Aqui estão os pontos essenciais a serem integrados na sua escolha de materiais:

  • Guarda-corpos: altura mínima de um metro, resistência à pressão, conformidade com a norma NF P 01-012.
  • Corrimão: contínuo, sólido, posicionado entre 80 e 100 cm, instalado dos dois lados.

A segurança de uso e o desempenho estrutural caminham lado a lado. Os materiais escolhidos garantem a longevidade da estrutura e a conformidade, sem negligenciar a iluminação: um mínimo de 150 lux é necessário para tornar as escadas ERP praticáveis e tranquilizadoras, independentemente da luminosidade ambiente.

Jovem arquiteto em branco e cinza perto de uma escada externa

Dicas práticas para uma instalação externa conforme e duradoura

Instalar uma escada ERP externa exige uma metodologia rigorosa, ditada tanto pela regulamentação quanto pela busca de uma utilização segura a longo prazo. As exigências do código de construção e habitação, complementadas pelos decretos de 1º de agosto de 2006 e de 20 de abril de 2017, impõem dispositivos precisos. O corrimão, contínuo e sólido, deve ser instalado a uma altura entre 80 e 100 centímetros, sempre presente dos dois lados: isso facilita a pegada e favorece a acessibilidade para todos.

O guarda-corpo, indispensável, deve ter pelo menos um metro de altura (ou 90 centímetros na escada) e respeitar a norma NF P 01-012 para proteger contra quedas. No primeiro e no último degrau, uma contramarche de pelo menos 10 centímetros, bem visível, alerta o usuário do início e do fim da escada.

O nariz do degrau deve ser antiderrapante e contrastante em pelo menos três centímetros, reduzindo os riscos de escorregamento. Para o revestimento do piso, a aderência é fundamental, mesmo sob a chuva. Assim que a escada ultrapassar vinte e cinco degraus ou em cada andar, instale um patamar de descanso com comprimento pelo menos igual à largura da escada. Por fim, uma faixa podotátil, colocada a cinquenta centímetros do primeiro degrau, sinaliza o perigo para pessoas com deficiência visual.

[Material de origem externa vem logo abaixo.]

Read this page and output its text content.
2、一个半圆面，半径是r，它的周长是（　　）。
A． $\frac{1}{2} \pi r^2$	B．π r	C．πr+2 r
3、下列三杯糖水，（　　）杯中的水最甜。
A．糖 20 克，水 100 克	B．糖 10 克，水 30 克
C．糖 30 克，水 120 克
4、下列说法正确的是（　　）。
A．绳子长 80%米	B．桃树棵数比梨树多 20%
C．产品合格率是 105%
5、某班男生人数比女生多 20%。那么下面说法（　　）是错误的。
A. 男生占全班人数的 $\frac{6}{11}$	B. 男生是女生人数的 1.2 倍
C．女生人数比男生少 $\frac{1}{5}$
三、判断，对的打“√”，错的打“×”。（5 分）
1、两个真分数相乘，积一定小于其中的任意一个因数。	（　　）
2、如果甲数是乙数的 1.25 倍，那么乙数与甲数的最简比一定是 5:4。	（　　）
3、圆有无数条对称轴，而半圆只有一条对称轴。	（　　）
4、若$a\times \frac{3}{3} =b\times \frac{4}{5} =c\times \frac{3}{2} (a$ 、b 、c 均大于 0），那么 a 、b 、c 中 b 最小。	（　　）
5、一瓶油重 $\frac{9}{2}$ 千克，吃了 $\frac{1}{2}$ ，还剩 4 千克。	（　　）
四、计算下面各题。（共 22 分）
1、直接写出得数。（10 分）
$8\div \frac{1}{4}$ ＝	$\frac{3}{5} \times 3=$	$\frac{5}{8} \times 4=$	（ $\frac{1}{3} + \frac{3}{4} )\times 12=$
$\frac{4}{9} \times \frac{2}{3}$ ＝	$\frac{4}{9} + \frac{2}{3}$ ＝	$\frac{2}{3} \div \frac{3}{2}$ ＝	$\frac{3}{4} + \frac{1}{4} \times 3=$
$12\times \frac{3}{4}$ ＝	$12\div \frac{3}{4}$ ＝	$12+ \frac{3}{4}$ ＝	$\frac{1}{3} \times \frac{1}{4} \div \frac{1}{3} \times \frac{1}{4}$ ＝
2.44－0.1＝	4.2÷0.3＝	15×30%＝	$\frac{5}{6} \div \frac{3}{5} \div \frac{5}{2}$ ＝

Essas exigências, precisas e indispensáveis, desenham uma escada externa confiável, legível e construída para durar. O respeito a essas regras, longe de ser uma restrição, se impõe como a garantia de um uso tranquilo por anos. Assim, construímos acessos onde segurança e acessibilidade nunca falham, mesmo diante dos desafios do dia a dia.